Dalam kesempatan yang sama, penanggung jawab pelayanan RSL Indrapura Fauqa Arinil Aulia menyatakan, ada kesalahpahaman pembacaan angka dalam kasus ini, terlepas kesalahan tersebut dari pihak mana. Dokter itu mengatakan, ada dua jenis mesin PCR yang digunakan, yakni reverse transcription PCR (RT-PCR) dan insulated isothermal PCR (ii-PCR).
“Kalau ada angka, mestinya kita cek dulu. Hasil itu diperiksa dengan instrumen apa, lalu laporannya seperti apa. Kalau CT value 1,8 yang kemarin heboh itu, alatnya itu isothermal PCR,” ujarnya. Dalam hal kasus CT Value 1,8 atas PMI asal Jawa Timur itu, menurut Fauqa, menggunakan ii-PCR, yang berbeda skalanya dari RT-PCR.
Secara umum, PCR bekerja dengan mengamplifikasi (menggandakan) jumlah genom sampel lewat proses reaksi polimerase berantai. Bila pasien dinyatakan positif Covid-19 dengan nilai cycle threshold (CT) rendah, sebut saja di bawah 20, ia berarti mendapat load virus yang tinggi, karena hanya dengan 20 kali putaran penggandaan, genome virus sudah bisa terdeteksi. Sebaliknya, bila CT value tinggi, load virusnya rendah.
Hal tersebut berbeda dari ii-PCR. Angka 1,8 atau 1,5 menunjukkan nilai ratio antara genome faktual dengan genome standar. Bila hasilnya 1,8 artinya positif Covid-19, bila CT Value 1,1 atau kurang itu berarti negatif. ‘’Kalau dikonversikan ke RT-PCR, CT Value 1,8 itu posisinya ada di bawah 20,” ujar Fauqa Arinil Aulia.

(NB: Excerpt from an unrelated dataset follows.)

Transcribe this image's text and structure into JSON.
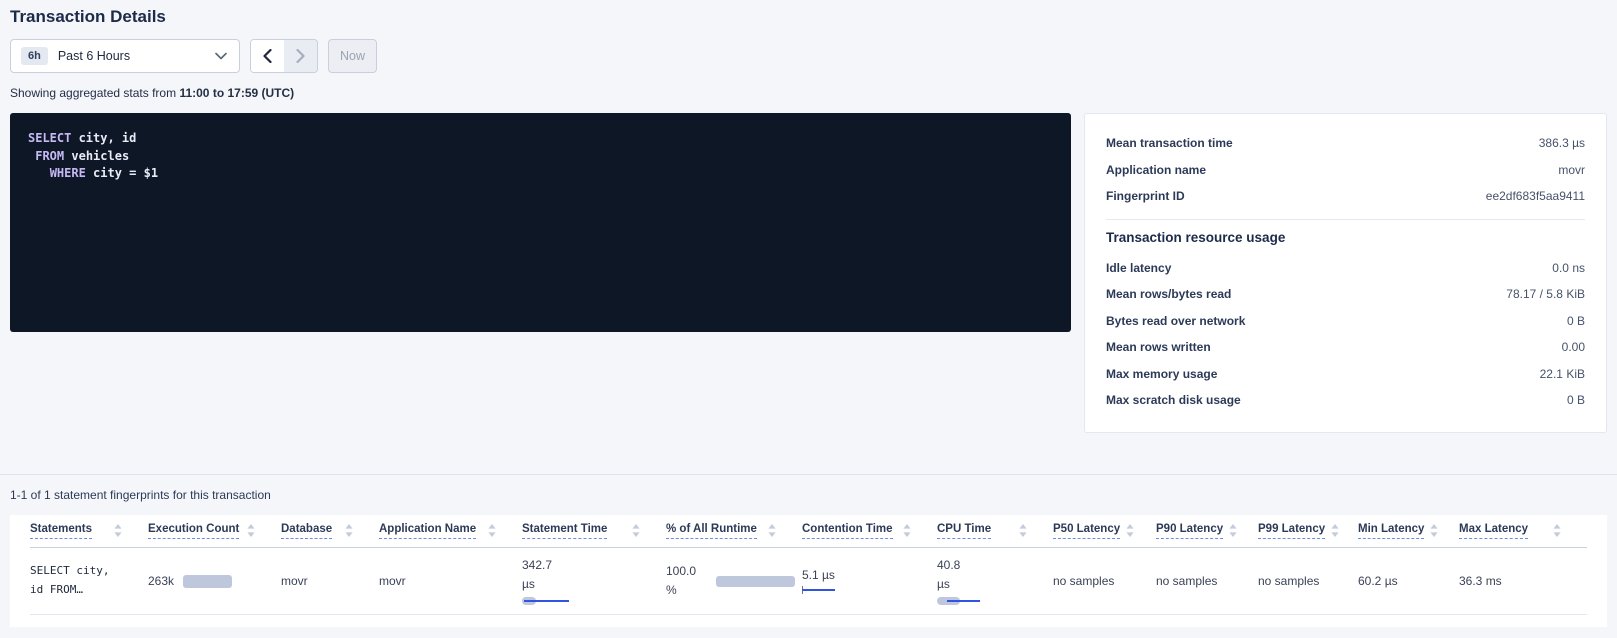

Artinya, dari tes itu didapati memang load virus tergolong tinggi. “Tapi, itu tidak bisa dipakai menentukan varian apa yang menyerang,’’ katanya menambahkan. Yang pasti, pasien tersebut telah dinyatakan sembuh setelah dirawat 12 hari.
Terus Waspada
Siti Nadia Tarmizi menegaskan, menurunnya tren insidensi Covid-19 tidak akan menyurutkan kewaspadaan pemerintah atas kemungkinan pemunculan varian baru. Gelombang kedua Covid-19 di Indonesia telah ditumpangi oleh amukan varian baru Alpha (B.117), Beta (B1.351), dan terutama Delta (B1.617.2). Bersama varian Gamma (P1) asal Brazil, keempatnya disebut variants of concern (VoC) yang terbukti punya kemampuan menular lebih cepat, dapat menembus proteksi vaksin dan menimbulkan akibat yang lebih parah.
Kelompok VoC itu terbukti mampu merajalela di berbagai negara. Belum lepas dari VoC, ada varian baru lain yang sepak terjangnya menjadi perhatian dunia yakni variant of interest (VoI). Mereka juga membawa potensi ancaman yang sama, dan hanya memerlukan bukti ilmiah untuk membuktikan mereka punya perbedaan dari strain virus sebelumnya.